Comme les univers produits par les œuvres littéraires ou cinématographiques, ceux que proposent certains scénaristes et dessinateurs se constituent à la manière de véritables mondes parallèles au nôtre, dans lequel le politique est omniprésent. Je ne pouvais conclure cette chronique sans évoquer à nouveau les Cités obscures de Peeters et Schuiten, dans lesquelles sont dépeintes différentes villes qui peuvent être totalement imaginaires ou inspirées par des agglomérations réelles, comme Brüsel ou Pâhry. Soucieux de produire un monde à part entière, les auteurs ont alors doublé leur production de conférences ou d’expositions, dans lesquelles ils se présentaient parfois comme des voyageurs de retour de cet univers parallèle, livrant au public leurs observations à la manière d’explorateurs.

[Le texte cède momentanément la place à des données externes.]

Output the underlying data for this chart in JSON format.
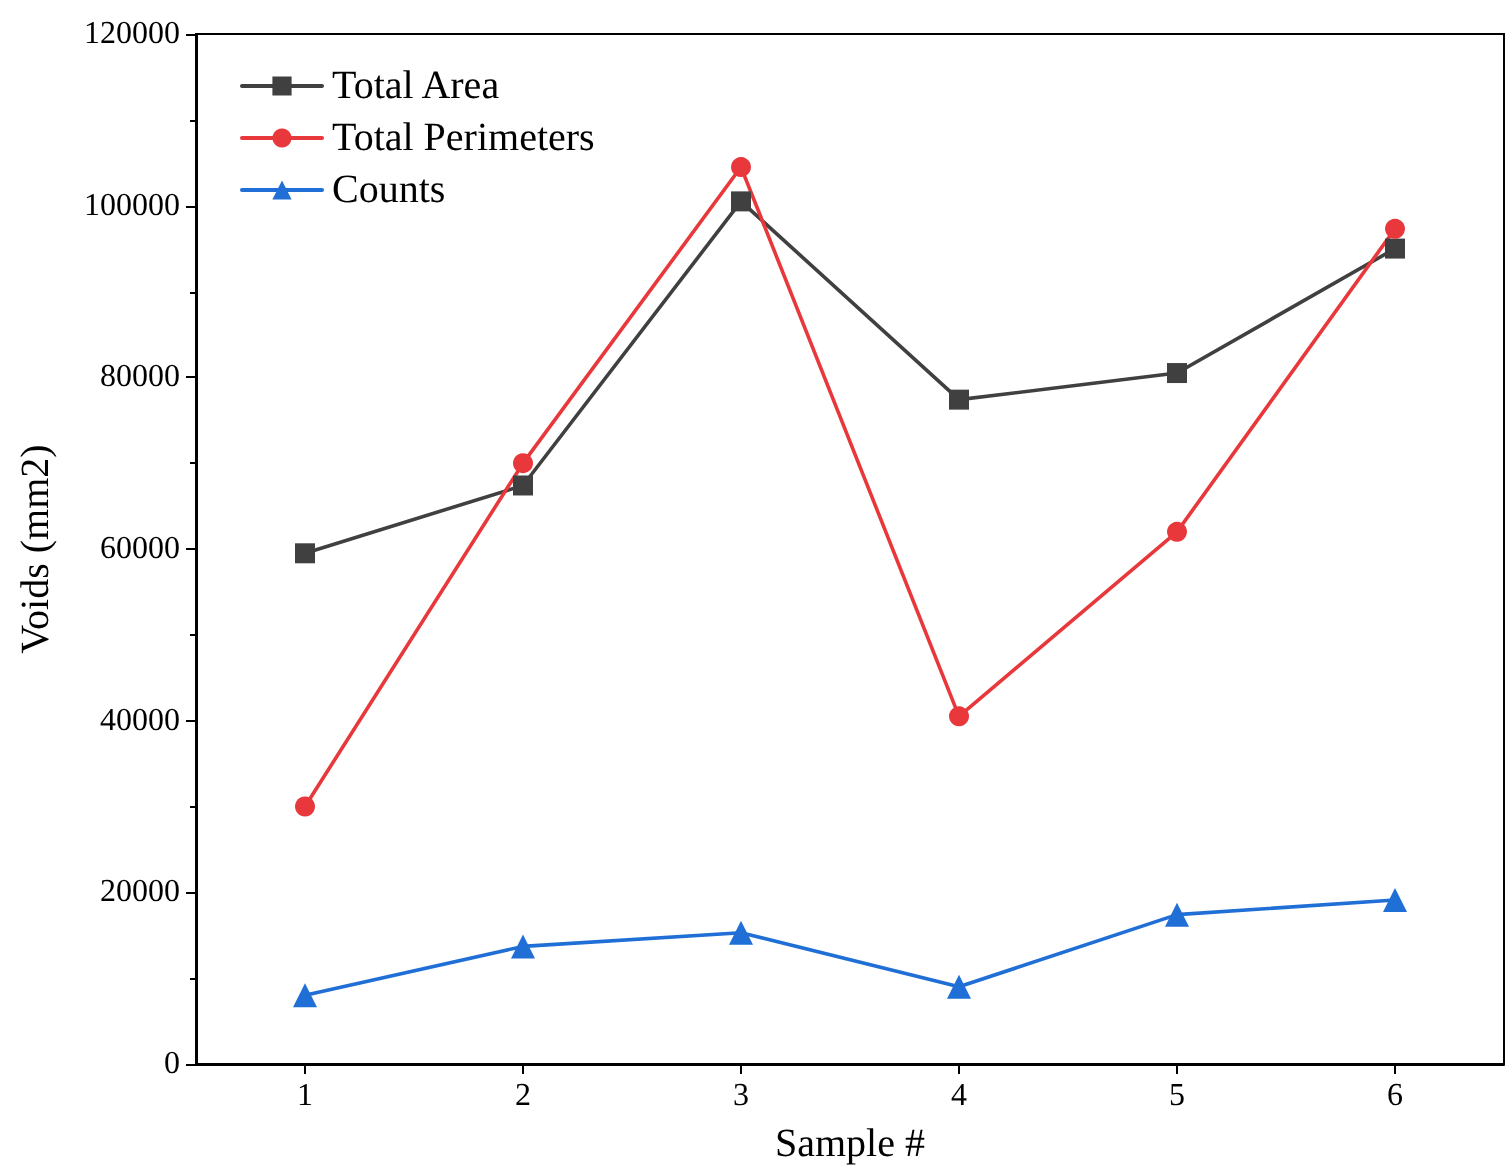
{
  "chart_data": {
    "type": "line",
    "xlabel": "Sample #",
    "ylabel": "Voids (mm2)",
    "categories": [
      "1",
      "2",
      "3",
      "4",
      "5",
      "6"
    ],
    "series": [
      {
        "name": "Total Area",
        "color": "#404040",
        "marker": "square",
        "values": [
          59500,
          67400,
          100500,
          77400,
          80500,
          95000
        ]
      },
      {
        "name": "Total Perimeters",
        "color": "#e8383b",
        "marker": "circle",
        "values": [
          30000,
          70000,
          104500,
          40500,
          62000,
          97300
        ]
      },
      {
        "name": "Counts",
        "color": "#1f6fd6",
        "marker": "triangle",
        "values": [
          8000,
          13700,
          15300,
          9000,
          17400,
          19100
        ]
      }
    ],
    "ylim": [
      0,
      120000
    ],
    "yticks": [
      0,
      20000,
      40000,
      60000,
      80000,
      100000,
      120000
    ],
    "grid": false,
    "legend": "top left",
    "line_style": "solid"
  }
}
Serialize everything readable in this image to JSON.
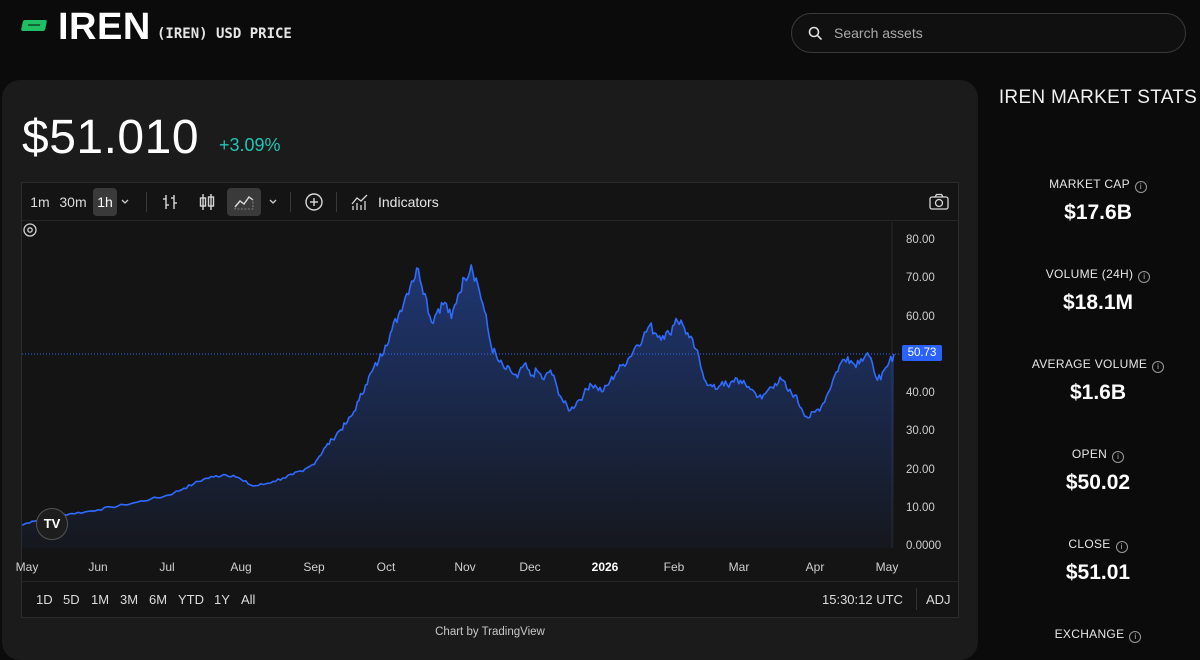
{
  "header": {
    "ticker": "IREN",
    "subtitle": "(IREN) USD PRICE",
    "search_placeholder": "Search assets"
  },
  "price_panel": {
    "price": "$51.010",
    "change": "+3.09%",
    "change_color": "#20c5b5"
  },
  "toolbar": {
    "intervals": [
      "1m",
      "30m",
      "1h"
    ],
    "active_interval": "1h",
    "indicators_label": "Indicators",
    "icons": [
      "bar-chart-icon",
      "candlestick-icon",
      "area-chart-icon",
      "chevron-down-icon",
      "add-circle-icon",
      "indicators-icon",
      "camera-icon"
    ]
  },
  "chart_data": {
    "type": "area",
    "ylim": [
      0,
      80
    ],
    "y_ticks": [
      "80.00",
      "70.00",
      "60.00",
      "50.00",
      "40.00",
      "30.00",
      "20.00",
      "10.00",
      "0.0000"
    ],
    "x_ticks": [
      "May",
      "Jun",
      "Jul",
      "Aug",
      "Sep",
      "Oct",
      "Nov",
      "Dec",
      "2026",
      "Feb",
      "Mar",
      "Apr",
      "May"
    ],
    "bold_tick": "2026",
    "last_price_label": "50.73",
    "last_price": 50.73,
    "line_color": "#2f6bff",
    "points": [
      [
        0,
        6.0
      ],
      [
        6,
        7.0
      ],
      [
        12,
        7.5
      ],
      [
        18,
        8.2
      ],
      [
        24,
        8.6
      ],
      [
        30,
        9.0
      ],
      [
        38,
        9.4
      ],
      [
        46,
        10.0
      ],
      [
        54,
        10.7
      ],
      [
        62,
        11.3
      ],
      [
        70,
        12.0
      ],
      [
        78,
        12.8
      ],
      [
        86,
        13.5
      ],
      [
        92,
        14.4
      ],
      [
        98,
        15.6
      ],
      [
        104,
        16.8
      ],
      [
        110,
        18.0
      ],
      [
        116,
        18.6
      ],
      [
        122,
        19.2
      ],
      [
        128,
        19.0
      ],
      [
        134,
        17.5
      ],
      [
        140,
        16.2
      ],
      [
        146,
        16.6
      ],
      [
        152,
        17.4
      ],
      [
        158,
        18.3
      ],
      [
        164,
        19.2
      ],
      [
        170,
        20.0
      ],
      [
        176,
        21.8
      ],
      [
        180,
        24.0
      ],
      [
        184,
        26.5
      ],
      [
        188,
        28.4
      ],
      [
        192,
        30.6
      ],
      [
        196,
        32.4
      ],
      [
        200,
        34.8
      ],
      [
        204,
        38.6
      ],
      [
        208,
        42.6
      ],
      [
        212,
        46.2
      ],
      [
        216,
        49.0
      ],
      [
        220,
        53.0
      ],
      [
        224,
        57.0
      ],
      [
        228,
        61.0
      ],
      [
        232,
        65.5
      ],
      [
        236,
        69.8
      ],
      [
        240,
        73.0
      ],
      [
        244,
        66.5
      ],
      [
        248,
        59.0
      ],
      [
        252,
        62.5
      ],
      [
        256,
        64.2
      ],
      [
        260,
        60.0
      ],
      [
        264,
        66.2
      ],
      [
        268,
        70.5
      ],
      [
        272,
        74.0
      ],
      [
        276,
        69.0
      ],
      [
        280,
        62.0
      ],
      [
        284,
        53.0
      ],
      [
        288,
        49.2
      ],
      [
        292,
        47.0
      ],
      [
        296,
        46.2
      ],
      [
        300,
        44.5
      ],
      [
        304,
        48.0
      ],
      [
        308,
        45.0
      ],
      [
        312,
        46.3
      ],
      [
        316,
        44.0
      ],
      [
        320,
        46.5
      ],
      [
        324,
        42.0
      ],
      [
        328,
        38.0
      ],
      [
        332,
        36.0
      ],
      [
        336,
        38.2
      ],
      [
        340,
        40.0
      ],
      [
        344,
        43.0
      ],
      [
        348,
        42.0
      ],
      [
        352,
        41.0
      ],
      [
        356,
        43.5
      ],
      [
        360,
        46.0
      ],
      [
        364,
        48.0
      ],
      [
        368,
        50.0
      ],
      [
        372,
        53.0
      ],
      [
        376,
        55.0
      ],
      [
        380,
        58.2
      ],
      [
        384,
        56.0
      ],
      [
        388,
        55.5
      ],
      [
        392,
        56.0
      ],
      [
        396,
        60.0
      ],
      [
        400,
        58.5
      ],
      [
        404,
        55.0
      ],
      [
        408,
        52.0
      ],
      [
        412,
        46.0
      ],
      [
        416,
        42.5
      ],
      [
        420,
        41.5
      ],
      [
        424,
        43.5
      ],
      [
        428,
        42.0
      ],
      [
        432,
        44.5
      ],
      [
        436,
        43.0
      ],
      [
        440,
        42.2
      ],
      [
        444,
        40.5
      ],
      [
        448,
        39.0
      ],
      [
        452,
        41.5
      ],
      [
        456,
        43.0
      ],
      [
        460,
        44.0
      ],
      [
        464,
        41.0
      ],
      [
        468,
        40.0
      ],
      [
        472,
        36.5
      ],
      [
        476,
        34.0
      ],
      [
        480,
        35.5
      ],
      [
        484,
        37.0
      ],
      [
        488,
        40.5
      ],
      [
        492,
        45.0
      ],
      [
        496,
        48.5
      ],
      [
        500,
        50.0
      ],
      [
        504,
        48.0
      ],
      [
        508,
        49.5
      ],
      [
        512,
        51.0
      ],
      [
        516,
        46.0
      ],
      [
        520,
        44.0
      ],
      [
        524,
        47.5
      ],
      [
        528,
        50.73
      ]
    ]
  },
  "range_bar": {
    "ranges": [
      "1D",
      "5D",
      "1M",
      "3M",
      "6M",
      "YTD",
      "1Y",
      "All"
    ],
    "clock": "15:30:12 UTC",
    "adj": "ADJ"
  },
  "attribution": "Chart by TradingView",
  "stats": {
    "title": "IREN MARKET STATS",
    "items": [
      {
        "label": "MARKET CAP",
        "value": "$17.6B"
      },
      {
        "label": "VOLUME (24H)",
        "value": "$18.1M"
      },
      {
        "label": "AVERAGE VOLUME",
        "value": "$1.6B"
      },
      {
        "label": "OPEN",
        "value": "$50.02"
      },
      {
        "label": "CLOSE",
        "value": "$51.01"
      },
      {
        "label": "EXCHANGE",
        "value": ""
      }
    ]
  }
}
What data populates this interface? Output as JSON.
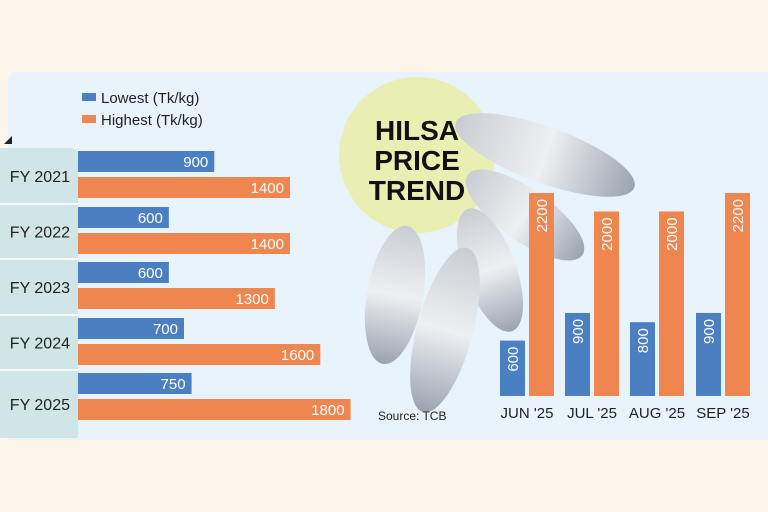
{
  "chart_data": [
    {
      "type": "bar",
      "orientation": "horizontal",
      "categories": [
        "FY 2021",
        "FY 2022",
        "FY 2023",
        "FY 2024",
        "FY 2025"
      ],
      "series": [
        {
          "name": "Lowest (Tk/kg)",
          "values": [
            900,
            600,
            600,
            700,
            750
          ],
          "color": "#4a7fc1"
        },
        {
          "name": "Highest (Tk/kg)",
          "values": [
            1400,
            1400,
            1300,
            1600,
            1800
          ],
          "color": "#ef8650"
        }
      ],
      "legend": "top-left"
    },
    {
      "type": "bar",
      "orientation": "vertical",
      "categories": [
        "JUN '25",
        "JUL '25",
        "AUG '25",
        "SEP '25"
      ],
      "series": [
        {
          "name": "Lowest (Tk/kg)",
          "values": [
            600,
            900,
            800,
            900
          ],
          "color": "#4a7fc1"
        },
        {
          "name": "Highest (Tk/kg)",
          "values": [
            2200,
            2000,
            2000,
            2200
          ],
          "color": "#ef8650"
        }
      ]
    }
  ],
  "title": [
    "HILSA",
    "PRICE",
    "TREND"
  ],
  "source": "Source: TCB",
  "colors": {
    "label_column": "#cfe5e6",
    "title_circle": "#e9efb2",
    "panel": "#e9f3fb",
    "background": "#fdf4ea"
  }
}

Des points de passage sont ainsi censés exister entre la Terre et les Cités Obscures, comme la station du métro parisien Arts et métiers, qui a été transformée en 1994 par Schuiten, architecte de formation, dans un style proche de celui des Cités, afin de permettre aux usagers de mettre un pied dans l’univers obscur… La rupture opérée par l’irruption du possible est le thème même de La Fièvre d’Urbicande (Casterman, 1985). Dans la société très régulée d’Urbicande, apparaît un jour de manière inexpliquée un cube qui se met à croître en « réseau », enchevêtrement indestructible de poutres, qui envahit progressivement toute la ville. L’Urbatecte Eugène Robik vers lequel se tournent les habitants ne peut rien faire, et c’est l’ensemble de la structure sociale de la cité qui se trouve déstabilisée par cet évènement incontrôlable. Ce récit apparaît ainsi comme une allégorie du dépassement du pouvoir face à une situation de crise, lorsque celle-ci n’a pas été anticipée, une métaphore de la force destructrice du possible lorsque nul art ne parvient à le canaliser. En envisageant de manière imaginaire ces surgissements de l’inattendu, les œuvres de fiction nous permettent de réfléchir aux comportements que nous adopterions si nous étions projetés dans de telles situations. Mais elles manifestent surtout les limites de l’art politique, ainsi que la fragilité des structures sociales apparemment les plus stables, lorsque le possible vient se concrétiser dans sa version la plus aigüe, l’improbable.